When fertility is desired, gonadal function is stimulated directly by human chorionic gonadotrophin (HCG, mainly acting as LH), purified or biosynthetic gonadotrophins, or indirectly by pulsatile gonadotrophin-releasing hormone (GnRH – also known as luteinizing hormone-releasing hormone, LHRH); all are expensive and time-consuming and should be restricted to specialist units.

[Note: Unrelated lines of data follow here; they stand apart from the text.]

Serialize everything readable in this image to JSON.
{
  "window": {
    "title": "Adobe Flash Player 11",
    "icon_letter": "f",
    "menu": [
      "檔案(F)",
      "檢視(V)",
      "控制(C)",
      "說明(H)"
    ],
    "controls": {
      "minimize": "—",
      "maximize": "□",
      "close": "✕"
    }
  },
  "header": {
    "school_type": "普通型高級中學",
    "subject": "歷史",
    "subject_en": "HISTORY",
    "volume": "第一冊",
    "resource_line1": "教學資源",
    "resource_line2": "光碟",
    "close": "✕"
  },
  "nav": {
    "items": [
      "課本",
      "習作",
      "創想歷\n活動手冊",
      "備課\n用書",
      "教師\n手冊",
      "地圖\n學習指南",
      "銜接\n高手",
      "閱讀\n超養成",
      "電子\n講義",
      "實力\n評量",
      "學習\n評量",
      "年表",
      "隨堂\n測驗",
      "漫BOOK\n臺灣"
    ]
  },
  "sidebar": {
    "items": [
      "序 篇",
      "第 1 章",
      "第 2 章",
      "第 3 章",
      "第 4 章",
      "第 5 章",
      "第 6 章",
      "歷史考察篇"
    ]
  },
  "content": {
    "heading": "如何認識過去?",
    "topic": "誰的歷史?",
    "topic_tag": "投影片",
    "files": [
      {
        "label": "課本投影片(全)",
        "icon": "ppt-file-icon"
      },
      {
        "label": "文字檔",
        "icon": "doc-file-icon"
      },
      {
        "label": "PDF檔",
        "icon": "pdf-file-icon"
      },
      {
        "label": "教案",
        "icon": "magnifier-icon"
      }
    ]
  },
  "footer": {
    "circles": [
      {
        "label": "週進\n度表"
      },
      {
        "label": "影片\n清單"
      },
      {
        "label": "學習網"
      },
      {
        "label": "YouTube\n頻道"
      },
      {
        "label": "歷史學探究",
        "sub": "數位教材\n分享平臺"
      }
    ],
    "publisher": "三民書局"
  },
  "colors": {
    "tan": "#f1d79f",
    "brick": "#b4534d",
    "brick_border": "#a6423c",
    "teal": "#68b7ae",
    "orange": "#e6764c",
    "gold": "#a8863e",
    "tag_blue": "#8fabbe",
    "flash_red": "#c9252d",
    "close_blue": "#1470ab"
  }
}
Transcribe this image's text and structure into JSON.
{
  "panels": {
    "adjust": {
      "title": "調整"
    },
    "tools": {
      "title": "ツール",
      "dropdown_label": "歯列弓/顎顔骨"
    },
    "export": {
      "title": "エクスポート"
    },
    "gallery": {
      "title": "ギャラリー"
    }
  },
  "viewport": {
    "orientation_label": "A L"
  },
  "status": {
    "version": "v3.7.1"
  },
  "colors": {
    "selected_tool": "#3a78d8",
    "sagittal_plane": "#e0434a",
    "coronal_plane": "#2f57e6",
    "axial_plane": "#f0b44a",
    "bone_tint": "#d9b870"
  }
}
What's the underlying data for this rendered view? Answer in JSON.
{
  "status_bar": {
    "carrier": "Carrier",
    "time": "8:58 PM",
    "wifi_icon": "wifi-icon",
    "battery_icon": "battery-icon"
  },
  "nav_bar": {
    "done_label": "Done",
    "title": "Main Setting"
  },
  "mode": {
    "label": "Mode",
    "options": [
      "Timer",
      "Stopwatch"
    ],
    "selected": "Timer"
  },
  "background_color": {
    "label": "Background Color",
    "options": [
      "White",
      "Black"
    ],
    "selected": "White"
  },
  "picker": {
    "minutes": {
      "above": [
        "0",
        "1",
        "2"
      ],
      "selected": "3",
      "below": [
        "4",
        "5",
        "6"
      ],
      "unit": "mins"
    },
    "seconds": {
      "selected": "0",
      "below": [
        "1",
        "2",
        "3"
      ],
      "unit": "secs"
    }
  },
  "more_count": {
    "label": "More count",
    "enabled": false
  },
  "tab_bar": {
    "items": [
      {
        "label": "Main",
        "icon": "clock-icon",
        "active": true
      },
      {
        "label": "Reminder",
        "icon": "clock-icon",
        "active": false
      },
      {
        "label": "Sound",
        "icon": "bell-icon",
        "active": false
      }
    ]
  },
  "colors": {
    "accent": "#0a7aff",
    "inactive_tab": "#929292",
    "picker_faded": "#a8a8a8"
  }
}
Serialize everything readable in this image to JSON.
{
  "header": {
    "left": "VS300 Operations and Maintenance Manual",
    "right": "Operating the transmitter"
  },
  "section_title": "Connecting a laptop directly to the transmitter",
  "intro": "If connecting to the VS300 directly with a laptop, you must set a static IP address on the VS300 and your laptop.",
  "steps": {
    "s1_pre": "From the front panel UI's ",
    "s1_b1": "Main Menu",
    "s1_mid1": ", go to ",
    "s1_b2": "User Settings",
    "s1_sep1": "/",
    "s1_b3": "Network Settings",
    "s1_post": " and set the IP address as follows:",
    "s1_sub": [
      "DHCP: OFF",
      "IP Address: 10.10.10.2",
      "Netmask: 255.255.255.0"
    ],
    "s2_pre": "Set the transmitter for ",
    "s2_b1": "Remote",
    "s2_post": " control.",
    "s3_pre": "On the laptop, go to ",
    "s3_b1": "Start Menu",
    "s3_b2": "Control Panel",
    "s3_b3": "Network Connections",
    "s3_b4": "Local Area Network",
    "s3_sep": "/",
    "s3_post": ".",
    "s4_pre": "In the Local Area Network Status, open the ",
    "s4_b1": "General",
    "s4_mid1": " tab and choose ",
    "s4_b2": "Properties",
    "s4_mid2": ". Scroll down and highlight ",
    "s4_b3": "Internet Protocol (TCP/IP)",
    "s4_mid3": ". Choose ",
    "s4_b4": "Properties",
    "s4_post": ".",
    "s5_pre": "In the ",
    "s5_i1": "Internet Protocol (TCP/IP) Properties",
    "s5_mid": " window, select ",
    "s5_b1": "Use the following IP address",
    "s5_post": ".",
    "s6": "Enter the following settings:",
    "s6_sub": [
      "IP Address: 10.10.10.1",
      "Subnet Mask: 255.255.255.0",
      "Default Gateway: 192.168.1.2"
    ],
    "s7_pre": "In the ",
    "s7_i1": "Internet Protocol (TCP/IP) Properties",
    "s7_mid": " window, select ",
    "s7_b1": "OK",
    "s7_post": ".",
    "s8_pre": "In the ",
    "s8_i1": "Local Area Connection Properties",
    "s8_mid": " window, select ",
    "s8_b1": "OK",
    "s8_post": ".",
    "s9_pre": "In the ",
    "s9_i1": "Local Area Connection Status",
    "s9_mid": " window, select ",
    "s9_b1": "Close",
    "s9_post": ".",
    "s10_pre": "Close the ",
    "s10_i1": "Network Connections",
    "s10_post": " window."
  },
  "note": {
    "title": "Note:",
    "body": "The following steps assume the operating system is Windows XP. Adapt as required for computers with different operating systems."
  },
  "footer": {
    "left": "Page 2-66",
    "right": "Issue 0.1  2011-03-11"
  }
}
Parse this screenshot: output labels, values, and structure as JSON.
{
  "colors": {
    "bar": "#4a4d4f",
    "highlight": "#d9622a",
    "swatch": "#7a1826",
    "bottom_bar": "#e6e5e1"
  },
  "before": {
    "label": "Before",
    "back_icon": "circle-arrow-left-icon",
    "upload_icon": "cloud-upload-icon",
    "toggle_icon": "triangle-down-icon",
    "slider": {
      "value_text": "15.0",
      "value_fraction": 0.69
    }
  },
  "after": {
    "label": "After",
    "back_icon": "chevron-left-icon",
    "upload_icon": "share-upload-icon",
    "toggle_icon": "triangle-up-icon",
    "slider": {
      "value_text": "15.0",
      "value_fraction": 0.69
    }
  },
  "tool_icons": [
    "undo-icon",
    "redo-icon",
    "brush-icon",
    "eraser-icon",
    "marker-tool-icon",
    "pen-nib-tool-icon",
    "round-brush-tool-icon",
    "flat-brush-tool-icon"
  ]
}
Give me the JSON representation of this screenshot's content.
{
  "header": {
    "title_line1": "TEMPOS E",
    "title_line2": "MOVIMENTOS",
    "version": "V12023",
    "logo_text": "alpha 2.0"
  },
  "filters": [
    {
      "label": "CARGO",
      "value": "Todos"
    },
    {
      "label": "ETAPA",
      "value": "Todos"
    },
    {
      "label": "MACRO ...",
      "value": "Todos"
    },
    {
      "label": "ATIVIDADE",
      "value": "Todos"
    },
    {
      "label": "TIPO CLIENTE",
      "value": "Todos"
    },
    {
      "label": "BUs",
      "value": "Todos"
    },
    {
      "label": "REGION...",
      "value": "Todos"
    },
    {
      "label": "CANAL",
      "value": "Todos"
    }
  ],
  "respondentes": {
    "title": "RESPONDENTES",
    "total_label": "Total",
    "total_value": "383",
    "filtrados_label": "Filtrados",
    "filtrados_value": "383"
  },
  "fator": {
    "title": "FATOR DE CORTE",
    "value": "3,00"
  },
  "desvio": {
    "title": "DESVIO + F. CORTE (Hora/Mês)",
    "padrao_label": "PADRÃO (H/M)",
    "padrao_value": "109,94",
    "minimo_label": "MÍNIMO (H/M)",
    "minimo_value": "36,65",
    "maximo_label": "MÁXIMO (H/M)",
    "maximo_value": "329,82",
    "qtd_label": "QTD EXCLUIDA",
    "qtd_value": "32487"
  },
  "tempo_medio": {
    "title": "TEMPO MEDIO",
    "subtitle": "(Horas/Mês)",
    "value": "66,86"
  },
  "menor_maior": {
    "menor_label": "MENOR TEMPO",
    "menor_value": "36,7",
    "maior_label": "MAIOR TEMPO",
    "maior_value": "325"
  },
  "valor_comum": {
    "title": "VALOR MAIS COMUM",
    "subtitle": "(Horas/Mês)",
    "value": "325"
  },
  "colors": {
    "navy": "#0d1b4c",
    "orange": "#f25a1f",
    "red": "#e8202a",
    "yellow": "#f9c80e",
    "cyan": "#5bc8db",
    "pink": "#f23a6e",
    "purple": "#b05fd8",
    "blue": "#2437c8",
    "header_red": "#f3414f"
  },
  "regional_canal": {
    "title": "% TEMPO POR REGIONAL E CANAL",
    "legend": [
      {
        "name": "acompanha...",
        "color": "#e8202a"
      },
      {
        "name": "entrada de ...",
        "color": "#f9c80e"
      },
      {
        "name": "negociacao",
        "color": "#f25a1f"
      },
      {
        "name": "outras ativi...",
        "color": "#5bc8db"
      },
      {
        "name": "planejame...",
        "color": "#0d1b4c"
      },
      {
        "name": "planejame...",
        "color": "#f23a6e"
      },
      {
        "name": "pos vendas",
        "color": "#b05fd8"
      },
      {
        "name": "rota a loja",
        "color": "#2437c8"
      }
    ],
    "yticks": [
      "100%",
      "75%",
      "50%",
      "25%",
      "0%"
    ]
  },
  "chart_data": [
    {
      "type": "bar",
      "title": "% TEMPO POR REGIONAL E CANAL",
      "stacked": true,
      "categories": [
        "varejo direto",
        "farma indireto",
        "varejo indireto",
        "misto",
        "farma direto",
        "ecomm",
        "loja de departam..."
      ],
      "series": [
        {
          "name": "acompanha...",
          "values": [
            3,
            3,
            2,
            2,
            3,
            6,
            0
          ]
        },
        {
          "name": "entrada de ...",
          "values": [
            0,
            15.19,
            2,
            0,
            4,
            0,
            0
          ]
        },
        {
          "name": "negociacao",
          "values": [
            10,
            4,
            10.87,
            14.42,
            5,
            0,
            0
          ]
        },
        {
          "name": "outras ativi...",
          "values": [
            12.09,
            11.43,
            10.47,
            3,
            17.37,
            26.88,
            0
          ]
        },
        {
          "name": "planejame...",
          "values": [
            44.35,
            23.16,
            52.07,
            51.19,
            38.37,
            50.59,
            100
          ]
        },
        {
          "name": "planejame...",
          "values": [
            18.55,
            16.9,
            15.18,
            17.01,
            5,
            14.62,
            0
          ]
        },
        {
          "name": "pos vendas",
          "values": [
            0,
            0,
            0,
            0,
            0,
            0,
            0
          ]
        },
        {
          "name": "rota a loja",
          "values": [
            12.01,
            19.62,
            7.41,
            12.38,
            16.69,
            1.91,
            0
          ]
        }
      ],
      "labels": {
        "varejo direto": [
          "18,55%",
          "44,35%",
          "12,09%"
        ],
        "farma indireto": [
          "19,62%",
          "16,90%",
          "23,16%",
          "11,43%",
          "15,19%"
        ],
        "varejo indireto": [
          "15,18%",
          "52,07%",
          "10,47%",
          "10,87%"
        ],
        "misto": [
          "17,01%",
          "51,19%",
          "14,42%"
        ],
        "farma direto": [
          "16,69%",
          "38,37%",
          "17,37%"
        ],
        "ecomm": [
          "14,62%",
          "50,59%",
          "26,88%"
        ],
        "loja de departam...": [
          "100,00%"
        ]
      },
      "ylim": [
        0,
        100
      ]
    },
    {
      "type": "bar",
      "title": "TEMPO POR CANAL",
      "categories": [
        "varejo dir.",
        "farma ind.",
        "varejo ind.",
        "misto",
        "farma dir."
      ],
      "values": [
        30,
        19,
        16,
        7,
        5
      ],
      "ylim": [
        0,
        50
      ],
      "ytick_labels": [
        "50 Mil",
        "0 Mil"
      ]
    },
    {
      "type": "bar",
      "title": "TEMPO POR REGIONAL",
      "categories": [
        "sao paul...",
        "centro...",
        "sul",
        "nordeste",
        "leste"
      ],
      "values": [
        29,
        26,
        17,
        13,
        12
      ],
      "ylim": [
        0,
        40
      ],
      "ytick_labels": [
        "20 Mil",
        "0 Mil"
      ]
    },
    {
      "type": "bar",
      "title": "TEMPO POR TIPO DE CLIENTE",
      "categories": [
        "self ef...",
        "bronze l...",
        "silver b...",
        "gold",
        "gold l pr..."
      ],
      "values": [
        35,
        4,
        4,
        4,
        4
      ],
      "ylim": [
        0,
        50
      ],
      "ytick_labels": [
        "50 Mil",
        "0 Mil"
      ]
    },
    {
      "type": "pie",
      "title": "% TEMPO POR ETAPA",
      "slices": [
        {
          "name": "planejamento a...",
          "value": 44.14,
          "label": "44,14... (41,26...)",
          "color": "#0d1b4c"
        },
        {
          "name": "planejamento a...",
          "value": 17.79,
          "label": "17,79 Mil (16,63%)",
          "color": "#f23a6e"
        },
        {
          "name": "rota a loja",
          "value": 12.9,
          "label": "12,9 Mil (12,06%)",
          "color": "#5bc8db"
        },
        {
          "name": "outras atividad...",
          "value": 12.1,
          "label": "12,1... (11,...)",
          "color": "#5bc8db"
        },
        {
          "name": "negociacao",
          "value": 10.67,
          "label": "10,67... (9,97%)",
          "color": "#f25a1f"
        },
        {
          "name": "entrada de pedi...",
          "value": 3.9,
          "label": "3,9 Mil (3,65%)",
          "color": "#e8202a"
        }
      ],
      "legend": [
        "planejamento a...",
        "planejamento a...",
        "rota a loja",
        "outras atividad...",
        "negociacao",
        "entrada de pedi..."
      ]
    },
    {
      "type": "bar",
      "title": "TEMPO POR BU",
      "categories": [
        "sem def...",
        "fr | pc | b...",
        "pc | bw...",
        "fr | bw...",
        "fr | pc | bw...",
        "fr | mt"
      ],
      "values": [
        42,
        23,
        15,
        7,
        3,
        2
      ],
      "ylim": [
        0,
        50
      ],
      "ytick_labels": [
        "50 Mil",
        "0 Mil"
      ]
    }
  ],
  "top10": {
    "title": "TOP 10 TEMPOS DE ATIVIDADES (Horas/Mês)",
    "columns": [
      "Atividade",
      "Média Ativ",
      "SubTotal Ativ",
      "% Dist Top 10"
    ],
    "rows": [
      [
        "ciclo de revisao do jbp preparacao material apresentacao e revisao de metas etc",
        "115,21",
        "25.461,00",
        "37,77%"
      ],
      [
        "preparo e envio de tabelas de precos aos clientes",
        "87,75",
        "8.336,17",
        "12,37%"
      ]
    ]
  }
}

GH therapy is given in the growing child, under the care of a paediatric endocrinologist. In adult GH deficiency, GH therapy also produces improvements in body composition, work capacity and psychological wellbeing, together with reversal of lipid abnormalities associated with a high cardiovascular risk, and often results in significant symptomatic benefit in some cases. NICE recommends GH replacement for people with severe GH deficiency and significant quality of life impairment. It is expensive and in the UK costs £2500–6000 per annum.
Glucocorticoid deficiency may mask impaired urine concentrating ability, diabetes insipidus only becoming apparent after steroid replacement because steroids are required for excretion of free water.